For comparison reasons I have included the drawing below done 3 years ago at Halloween. It was done with oil and watercolor pencils on paper. Just inspired drawing making shapes and then following what they wanted to be. The sharpie drawings are not as rich as the pencil ones. But I feel more freedom in the process because it doesn't hurt and I can get lost for a long time if I want to.
This was a drawing designed by Sunny. She likes to sit next to me and tell me what to draw. I start to draw a random shape. Changing it a little each time I go around it. She guesses what it is and I honestly don't know until it looks like the thing she says. So that's me rolling an Imagination Ball down an elephant.

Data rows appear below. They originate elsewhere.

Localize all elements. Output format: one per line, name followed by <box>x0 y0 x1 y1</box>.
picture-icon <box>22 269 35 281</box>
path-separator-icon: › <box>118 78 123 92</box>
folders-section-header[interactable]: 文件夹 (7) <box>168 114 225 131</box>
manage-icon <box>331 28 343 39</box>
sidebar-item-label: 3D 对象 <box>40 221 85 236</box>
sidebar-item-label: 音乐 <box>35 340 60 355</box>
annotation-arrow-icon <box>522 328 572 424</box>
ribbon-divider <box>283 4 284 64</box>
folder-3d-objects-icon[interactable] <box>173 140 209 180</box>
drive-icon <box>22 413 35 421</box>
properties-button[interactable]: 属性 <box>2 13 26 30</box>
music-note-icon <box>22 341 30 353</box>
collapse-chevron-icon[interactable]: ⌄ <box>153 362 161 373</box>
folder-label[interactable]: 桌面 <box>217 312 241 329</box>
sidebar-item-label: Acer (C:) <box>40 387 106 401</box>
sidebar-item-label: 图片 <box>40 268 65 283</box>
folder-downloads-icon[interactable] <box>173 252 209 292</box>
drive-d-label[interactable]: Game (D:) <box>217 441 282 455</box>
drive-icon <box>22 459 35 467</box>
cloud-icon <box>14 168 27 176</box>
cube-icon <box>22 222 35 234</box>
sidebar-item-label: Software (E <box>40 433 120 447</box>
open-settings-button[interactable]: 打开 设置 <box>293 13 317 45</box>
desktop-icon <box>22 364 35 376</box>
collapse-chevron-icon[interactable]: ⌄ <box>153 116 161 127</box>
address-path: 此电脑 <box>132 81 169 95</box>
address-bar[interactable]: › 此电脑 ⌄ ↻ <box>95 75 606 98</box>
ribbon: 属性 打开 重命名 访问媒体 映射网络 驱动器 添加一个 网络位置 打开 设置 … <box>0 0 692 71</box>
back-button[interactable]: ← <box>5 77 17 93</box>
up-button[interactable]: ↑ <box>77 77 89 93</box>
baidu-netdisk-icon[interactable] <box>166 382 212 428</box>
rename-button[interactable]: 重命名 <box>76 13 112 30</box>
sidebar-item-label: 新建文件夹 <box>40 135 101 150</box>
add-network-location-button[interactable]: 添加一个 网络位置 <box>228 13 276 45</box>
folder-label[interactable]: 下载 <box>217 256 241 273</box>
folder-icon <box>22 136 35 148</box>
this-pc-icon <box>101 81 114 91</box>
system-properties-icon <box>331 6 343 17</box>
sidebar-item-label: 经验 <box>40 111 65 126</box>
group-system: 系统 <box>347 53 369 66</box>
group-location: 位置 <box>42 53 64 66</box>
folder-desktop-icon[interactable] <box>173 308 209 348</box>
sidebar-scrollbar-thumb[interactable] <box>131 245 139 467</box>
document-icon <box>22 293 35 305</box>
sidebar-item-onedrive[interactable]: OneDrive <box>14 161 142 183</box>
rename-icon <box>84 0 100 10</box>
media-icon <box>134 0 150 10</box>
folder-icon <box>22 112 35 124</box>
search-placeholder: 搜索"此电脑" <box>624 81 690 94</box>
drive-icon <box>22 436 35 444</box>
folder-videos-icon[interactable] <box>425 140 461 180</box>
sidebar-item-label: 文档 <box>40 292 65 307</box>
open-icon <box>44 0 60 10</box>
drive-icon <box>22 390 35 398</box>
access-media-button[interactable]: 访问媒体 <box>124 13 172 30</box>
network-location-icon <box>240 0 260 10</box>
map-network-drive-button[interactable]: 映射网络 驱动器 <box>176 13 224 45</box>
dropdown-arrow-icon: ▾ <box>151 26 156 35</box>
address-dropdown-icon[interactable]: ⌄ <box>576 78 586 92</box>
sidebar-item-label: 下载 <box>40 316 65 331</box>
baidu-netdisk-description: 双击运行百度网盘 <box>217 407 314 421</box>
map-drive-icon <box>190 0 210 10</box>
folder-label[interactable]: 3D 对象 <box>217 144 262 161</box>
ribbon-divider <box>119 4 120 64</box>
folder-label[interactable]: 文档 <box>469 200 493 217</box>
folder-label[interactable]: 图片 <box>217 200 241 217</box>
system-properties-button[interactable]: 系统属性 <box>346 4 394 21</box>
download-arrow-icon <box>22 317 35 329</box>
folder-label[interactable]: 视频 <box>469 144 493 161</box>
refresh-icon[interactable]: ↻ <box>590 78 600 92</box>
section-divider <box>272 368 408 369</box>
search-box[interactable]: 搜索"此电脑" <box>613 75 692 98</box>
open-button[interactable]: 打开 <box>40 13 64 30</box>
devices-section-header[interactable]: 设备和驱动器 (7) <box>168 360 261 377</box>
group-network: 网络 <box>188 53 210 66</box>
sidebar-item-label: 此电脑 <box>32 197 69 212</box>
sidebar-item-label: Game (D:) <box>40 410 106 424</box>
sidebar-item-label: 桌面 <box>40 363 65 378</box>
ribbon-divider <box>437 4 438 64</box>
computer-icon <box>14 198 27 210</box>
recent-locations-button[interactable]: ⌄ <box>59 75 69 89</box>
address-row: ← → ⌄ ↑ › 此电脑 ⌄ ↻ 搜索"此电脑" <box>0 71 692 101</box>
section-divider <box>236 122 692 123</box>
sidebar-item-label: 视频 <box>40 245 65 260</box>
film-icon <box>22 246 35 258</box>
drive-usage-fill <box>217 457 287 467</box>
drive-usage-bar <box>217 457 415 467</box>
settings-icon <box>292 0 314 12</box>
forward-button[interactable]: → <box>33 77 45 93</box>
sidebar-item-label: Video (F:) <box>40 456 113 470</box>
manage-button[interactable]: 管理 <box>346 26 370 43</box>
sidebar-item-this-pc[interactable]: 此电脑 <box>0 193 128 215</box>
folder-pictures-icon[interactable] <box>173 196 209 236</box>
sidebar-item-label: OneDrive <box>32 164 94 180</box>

Pat likes this one because it's Sunny. It was fun to use the repeated patterns. Is it an arabesque? I'm not sure yet. Christy? Other art-smart people?
Below is another Sunny directed drawing. It's me pregnant with Sunny with my Ugg boots on and a guinea pig on my head and a bird on my stomach. See how bizarre it is when we work together? That's why I was trying to read and watch to learn about Surrealism to see if we fit in that category. At first I thought it sounded too strange but the more we draw together the more purely Surreal it gets.
This is a mermaid goddess suggested by Sunny but not directed by. She was asleep and I was sitting on the soft buttery couch listening to the Rolling Stones. Exile on Mainstreet I think.
This is Punk Dog. Inspired by my friend Dan. Well, inspired by the nickname Pat gave to Dan. It's his appointed surf moniker. But he doesn't like it. For me, it sticks. So, here is a green paisley sweater on a pink punk dog.
The drawing below did not work but I'm posting it here so you can see how annoyed I got with myself. The arms came out too short and I felt annoyed by the colors I had chosen. Sunny likes it because she says it's me on a fish-shaped surfboard.
Below is my Art Deco Halloween drawing. I love this one and would like to put it on a t shirt.
Another Halloween drawing of candy corn.
Here is Chicken Pizza.
The one below took about 16 hours of last week. It's a drawing of Christy dancing. But it is not done. It wants to be a 3-D piece. So, Christy, you will have to wait to see what it finally becomes. I was inspired by Christy's post: I miss that grand stage where I was free to move as free as a finch. I miss that freedom, that space, that letting go and giving all sometimes. I guess it's time to start another big painting before I go mad again.
Here is a larger sharpie drawing I'm doing that is another self-portrait even though I'm looking a lot like Katherine Hepburn there. But it does capture the Central Coast on a perfect Fall day.
This is another large sharpie drawing. I think I'm going to watercolor wash the background. Open to suggestions.
And here is a large sharpie drawing of me and Sunny. Not finished yet but I'm really pleased with how the colors are starting to find a common vibration. There's a lot of white left that can change the whole direction or focus.
Phew. I have a few more but I'll wait. Because I'm exhausted. And you must be exhausted.